Isso foi só para ilustrar a insanidade que é essa tal proposta democrática!
Vamos ao tema.
A pessoa tem facebook, ela tem seu banco de dados nas nuvens, tudo, das músicas favoritas, das preferências, dos pensamentos até as fotografias dos bons e ótimos momentos, e dos maus momentos também, está lá. A nuvem é o banco de dados de milhões, se não bilhões, de pessoas, e essa nuvem acabará tendo até os dados biométricos cerebrais em tempo real dos usuários circulando e interagindo!
Em um dado momento, as pessoas vão migrar para as nuvens, irão virar anjos, todos nefelibatas, felizes, só não sei se assexuados ou até viados. E, assim, finalmente todos irão ter com deus, o ser que chamo de alma de máquina.
Alguém acha que esse nome "nuvem" é mera coincidência?

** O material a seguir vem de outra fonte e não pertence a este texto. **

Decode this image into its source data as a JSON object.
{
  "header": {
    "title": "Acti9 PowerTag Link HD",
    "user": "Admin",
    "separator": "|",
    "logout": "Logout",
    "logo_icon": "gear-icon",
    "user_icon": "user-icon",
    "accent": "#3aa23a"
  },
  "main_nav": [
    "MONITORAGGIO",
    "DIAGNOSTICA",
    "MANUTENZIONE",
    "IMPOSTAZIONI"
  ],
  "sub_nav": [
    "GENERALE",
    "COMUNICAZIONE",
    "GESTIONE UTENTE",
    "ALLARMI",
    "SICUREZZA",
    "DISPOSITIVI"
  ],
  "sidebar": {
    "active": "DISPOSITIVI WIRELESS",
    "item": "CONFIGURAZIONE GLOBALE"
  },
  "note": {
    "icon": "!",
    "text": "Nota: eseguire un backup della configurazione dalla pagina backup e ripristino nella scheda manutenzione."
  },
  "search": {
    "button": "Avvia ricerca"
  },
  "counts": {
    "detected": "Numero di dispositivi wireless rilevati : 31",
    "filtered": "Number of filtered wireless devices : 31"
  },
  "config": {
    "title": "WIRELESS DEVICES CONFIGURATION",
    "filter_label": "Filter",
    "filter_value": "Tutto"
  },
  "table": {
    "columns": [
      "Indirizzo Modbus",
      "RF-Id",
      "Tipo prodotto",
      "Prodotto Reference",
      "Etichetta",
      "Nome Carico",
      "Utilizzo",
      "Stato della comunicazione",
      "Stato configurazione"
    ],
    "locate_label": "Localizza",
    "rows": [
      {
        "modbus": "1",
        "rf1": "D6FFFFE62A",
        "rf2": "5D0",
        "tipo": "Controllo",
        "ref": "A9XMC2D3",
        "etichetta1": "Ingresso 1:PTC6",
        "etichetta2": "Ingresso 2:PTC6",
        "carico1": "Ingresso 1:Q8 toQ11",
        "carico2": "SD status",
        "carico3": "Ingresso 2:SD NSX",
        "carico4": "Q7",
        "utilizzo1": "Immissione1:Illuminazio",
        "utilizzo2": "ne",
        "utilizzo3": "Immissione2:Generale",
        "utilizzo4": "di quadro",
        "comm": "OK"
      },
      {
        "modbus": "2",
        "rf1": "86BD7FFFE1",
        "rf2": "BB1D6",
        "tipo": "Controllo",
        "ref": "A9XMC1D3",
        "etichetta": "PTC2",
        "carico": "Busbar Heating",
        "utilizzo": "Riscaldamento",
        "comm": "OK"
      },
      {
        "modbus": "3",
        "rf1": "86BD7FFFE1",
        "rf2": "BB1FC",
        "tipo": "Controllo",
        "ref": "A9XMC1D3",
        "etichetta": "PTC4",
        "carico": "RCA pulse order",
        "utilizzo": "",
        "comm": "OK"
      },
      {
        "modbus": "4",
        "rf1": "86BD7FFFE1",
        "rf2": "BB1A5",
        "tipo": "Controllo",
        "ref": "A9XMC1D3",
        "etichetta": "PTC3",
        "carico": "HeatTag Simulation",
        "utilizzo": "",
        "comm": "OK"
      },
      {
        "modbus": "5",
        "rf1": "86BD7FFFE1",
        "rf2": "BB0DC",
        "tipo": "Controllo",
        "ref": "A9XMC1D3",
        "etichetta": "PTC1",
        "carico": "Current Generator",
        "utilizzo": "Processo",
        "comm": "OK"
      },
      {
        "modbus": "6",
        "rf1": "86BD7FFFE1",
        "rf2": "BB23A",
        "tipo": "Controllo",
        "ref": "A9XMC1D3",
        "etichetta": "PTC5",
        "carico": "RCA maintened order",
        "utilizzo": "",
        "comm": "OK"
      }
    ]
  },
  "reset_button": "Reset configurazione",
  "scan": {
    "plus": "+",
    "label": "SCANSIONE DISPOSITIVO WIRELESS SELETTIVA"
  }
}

Podem apostar que não!
Todos, desde o princípio, fomos fichados, fomos anatematizados como pertencentes aos estados!
Somos cidadãos, até "livres", mas sempre nos atentando em ser cidadãos antes de sermos individuos, pessoas, somos, antes de mais nada, moldados e soldados (em todas as acepções) como peça de engrenagem de uma medonha máquina, o maldito estado.
Todas as empresas se apropriam dos cidadãos, os cidadãos têm que fornecer todos os seus dados para comprar um produto pela internet (ou até pessoalmente quando, ainda, nos perguntam se queremos fornecer o CPF), mas nem um energúmeno que exige isso dos compradores está disposto a partilhar seus dados de forma escrutinantemente ginecológica! Se esses personagens se recusam a fornecer os dados deles, por que nós temos que dar essa mesma "preciosidade" (informação estratégica) para eles? Não pode ser por temor de calote, já que pagamos antes do envio do produto (de novo uma lógica sequestrante)!
Nunca acontece, quando vamos comprar algo, de o vendedor fornecer todos os dados por escrito de todos os envolvidos na venda, do vendedor, do gerente e, acima de tudo, do verdadeiro grande ganhador nesse jogo, o empresário dono do negócio, mesmo que peçamos.
Celulares, máquinas fotográficas, rádios digitais e toda sorte de utensílios onde existe um processador são nada mais do que "check points" em ação.
Achamos que esses processadores servem para nos auxiliar, só que nós é que auxiliamos eles! Eles "nos dão" seus auxílios e em troca nós damos a eles os ritmos de nossas vidas.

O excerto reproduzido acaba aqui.